Teste rápido da Covid-19 – (Foto: Breno Esaki/Agência Saúde)

O balanço divulgado nesta quarta-feira (28) pelo Ministério da Saúde (MS) mostra 28.629 novos casos de Covid-19 em 24 horas. Agora são 5.468.270 de casos desde o começo da pandemia. Além disso, foram registradas 510 novas mortes, totalizando 158.456 óbitos. Do total de infectados, 4.934.548 pessoas (90,2%) se recuperaram da doença.

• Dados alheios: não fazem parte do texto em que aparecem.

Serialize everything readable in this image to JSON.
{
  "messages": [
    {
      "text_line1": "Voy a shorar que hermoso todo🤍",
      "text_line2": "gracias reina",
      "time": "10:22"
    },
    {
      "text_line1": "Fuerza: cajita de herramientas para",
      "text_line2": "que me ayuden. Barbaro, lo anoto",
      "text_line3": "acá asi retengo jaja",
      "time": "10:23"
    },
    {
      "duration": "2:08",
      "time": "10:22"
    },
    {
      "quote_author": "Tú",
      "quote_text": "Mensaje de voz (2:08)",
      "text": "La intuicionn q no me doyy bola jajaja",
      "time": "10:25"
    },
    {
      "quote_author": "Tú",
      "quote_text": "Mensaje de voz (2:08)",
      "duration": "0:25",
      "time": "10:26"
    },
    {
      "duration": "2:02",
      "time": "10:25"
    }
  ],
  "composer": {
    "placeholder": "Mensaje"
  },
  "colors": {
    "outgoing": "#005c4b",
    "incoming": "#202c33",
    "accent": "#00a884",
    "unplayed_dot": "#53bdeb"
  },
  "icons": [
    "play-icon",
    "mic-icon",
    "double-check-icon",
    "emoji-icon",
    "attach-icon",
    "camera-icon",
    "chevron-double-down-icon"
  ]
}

O balanço do Ministério da Saúde é feito a partir de registros reunidos pelas secretarias estaduais de saúde e enviados à pasta para consolidação.

Covid-19 nos estados

São Paulo chegou a 1.103.582 de pessoas contaminadas. Os outros estados com maior número de casos no País são Minas Gerais (353.311) e Bahia (349.711). Já o Acre tem o menor número de casos (30.545), seguido de Amapá (51.523) e Roraima (56.469).

São Paulo também lidera o número de pessoas que morreram por complicações da Covid-19, com 39.007 mortes. Rio de Janeiro (20.376) e Ceará (9.325) aparecem na sequência. Os estados com menos mortes são Acre (691), Roraima (692) e Amapá (744).